EMA recently surveyed 100 IT professionals who are (a) directly involved in enterprise networks and (b) supporting their organizations’ IoT initiatives. We published the results in our research report, “The Internet of Things and Enterprise Networks: Planning, Engineering and Operational Strategies.”

The research found that network monitoring tools and practices are challenged by IoT. First of all, 52% reported that IoT had introduced or worsened blindspots in their network monitoring and service assurance architecture. Additionally, EMA asked research participants to identify their top IoT network monitoring challenges. Scalability (26%) was the most cited problem. IoT simply adds too many devices to the network. Rogue device detection (23%) is also a struggle for these organizations. Many are also struggling with insufficient monitoring granularity (22%) and high rates of change (21%).

So how do network teams adapt their monitoring tools to address IoT? The four most common actions the network teams take, according to our research:

  • Upgrade the data processing capacity of network monitoring tools (45%). This addresses the scalability issue.
  • Upgrade monitoring tool licenses to account for more monitored devices and objects (33%)
  • Install network visibility controllers (AKA network packet brokers) to aggregate monitoring data (29%)
  • Increase monitoring granularity (e.g. shorter polling intervals) 28%)

IoT devices present another challenge to network operations, because network teams often take ownership of certain elements of the IoT device lifecycle.
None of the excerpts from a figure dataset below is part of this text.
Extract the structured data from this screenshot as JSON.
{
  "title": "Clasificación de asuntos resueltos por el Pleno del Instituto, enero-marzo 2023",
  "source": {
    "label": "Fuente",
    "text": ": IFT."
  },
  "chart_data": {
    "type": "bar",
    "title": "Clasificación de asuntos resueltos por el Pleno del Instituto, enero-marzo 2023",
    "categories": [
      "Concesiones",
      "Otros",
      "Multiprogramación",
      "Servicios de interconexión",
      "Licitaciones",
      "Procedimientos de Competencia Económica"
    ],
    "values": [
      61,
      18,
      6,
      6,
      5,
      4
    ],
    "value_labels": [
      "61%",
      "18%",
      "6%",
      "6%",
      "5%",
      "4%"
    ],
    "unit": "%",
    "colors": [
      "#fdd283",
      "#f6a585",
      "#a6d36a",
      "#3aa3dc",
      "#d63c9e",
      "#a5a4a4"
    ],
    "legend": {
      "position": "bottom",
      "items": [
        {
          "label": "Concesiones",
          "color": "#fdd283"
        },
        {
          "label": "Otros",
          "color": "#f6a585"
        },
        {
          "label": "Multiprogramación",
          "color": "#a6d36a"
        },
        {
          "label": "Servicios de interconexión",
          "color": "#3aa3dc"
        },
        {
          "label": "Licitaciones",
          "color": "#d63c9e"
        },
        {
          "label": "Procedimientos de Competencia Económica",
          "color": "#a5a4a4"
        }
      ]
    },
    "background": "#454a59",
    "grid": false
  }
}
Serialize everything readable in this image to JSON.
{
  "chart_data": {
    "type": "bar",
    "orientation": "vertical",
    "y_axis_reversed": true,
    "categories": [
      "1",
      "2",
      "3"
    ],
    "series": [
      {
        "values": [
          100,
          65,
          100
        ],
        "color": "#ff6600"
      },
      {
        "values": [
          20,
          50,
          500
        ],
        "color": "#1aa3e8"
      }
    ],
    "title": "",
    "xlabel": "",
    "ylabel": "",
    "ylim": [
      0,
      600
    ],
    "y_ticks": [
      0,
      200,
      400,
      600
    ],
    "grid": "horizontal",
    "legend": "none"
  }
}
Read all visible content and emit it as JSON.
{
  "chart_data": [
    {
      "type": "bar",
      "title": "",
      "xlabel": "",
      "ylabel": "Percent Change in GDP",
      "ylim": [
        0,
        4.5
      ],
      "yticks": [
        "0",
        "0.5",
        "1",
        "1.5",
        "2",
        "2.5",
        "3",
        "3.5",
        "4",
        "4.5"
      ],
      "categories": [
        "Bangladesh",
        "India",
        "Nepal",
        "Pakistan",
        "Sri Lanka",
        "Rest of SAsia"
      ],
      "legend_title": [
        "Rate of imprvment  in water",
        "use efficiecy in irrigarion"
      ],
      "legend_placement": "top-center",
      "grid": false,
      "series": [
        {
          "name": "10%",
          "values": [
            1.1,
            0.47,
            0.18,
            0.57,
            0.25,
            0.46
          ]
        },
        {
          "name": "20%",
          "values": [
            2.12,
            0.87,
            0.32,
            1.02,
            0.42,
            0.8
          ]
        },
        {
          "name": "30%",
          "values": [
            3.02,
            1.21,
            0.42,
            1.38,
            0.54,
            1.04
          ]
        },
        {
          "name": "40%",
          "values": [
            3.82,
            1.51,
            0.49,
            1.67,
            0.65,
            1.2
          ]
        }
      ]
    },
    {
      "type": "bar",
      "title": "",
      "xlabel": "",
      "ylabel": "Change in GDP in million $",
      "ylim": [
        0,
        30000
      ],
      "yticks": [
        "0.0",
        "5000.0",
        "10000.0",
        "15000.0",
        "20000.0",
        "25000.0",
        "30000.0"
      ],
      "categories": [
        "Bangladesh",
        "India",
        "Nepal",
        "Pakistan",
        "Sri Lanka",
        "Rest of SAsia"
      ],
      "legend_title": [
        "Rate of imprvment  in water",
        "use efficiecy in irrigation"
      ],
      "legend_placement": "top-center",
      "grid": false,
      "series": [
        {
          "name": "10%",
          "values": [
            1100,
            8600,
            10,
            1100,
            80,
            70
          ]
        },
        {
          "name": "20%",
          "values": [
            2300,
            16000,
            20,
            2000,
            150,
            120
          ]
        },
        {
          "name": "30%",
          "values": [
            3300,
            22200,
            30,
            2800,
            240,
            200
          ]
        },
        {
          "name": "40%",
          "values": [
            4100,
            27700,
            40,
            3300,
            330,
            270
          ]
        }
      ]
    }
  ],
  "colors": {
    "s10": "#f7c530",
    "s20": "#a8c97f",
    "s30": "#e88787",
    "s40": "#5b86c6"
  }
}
More than half (51%) of network professionals take a leading role in IoT device deployment, and 64% lead the implementation of IoT device security policy and access controls. Furthermore, 57% play a supporting role in troubleshooting IoT devices. For this reason, network teams need to evolve their tools. Sixty-eight percent (68%) of network managers are extending their tools to monitor and manage IoT devices.

Many network managers will find that their tools do not natively support IoT devices. They will have to modify the tools themselves or ask their vendors to customize the tools. If your enterprise is launching one or more IoT initiatives, it’s time to evaluate how your current tools and practices will support IoT.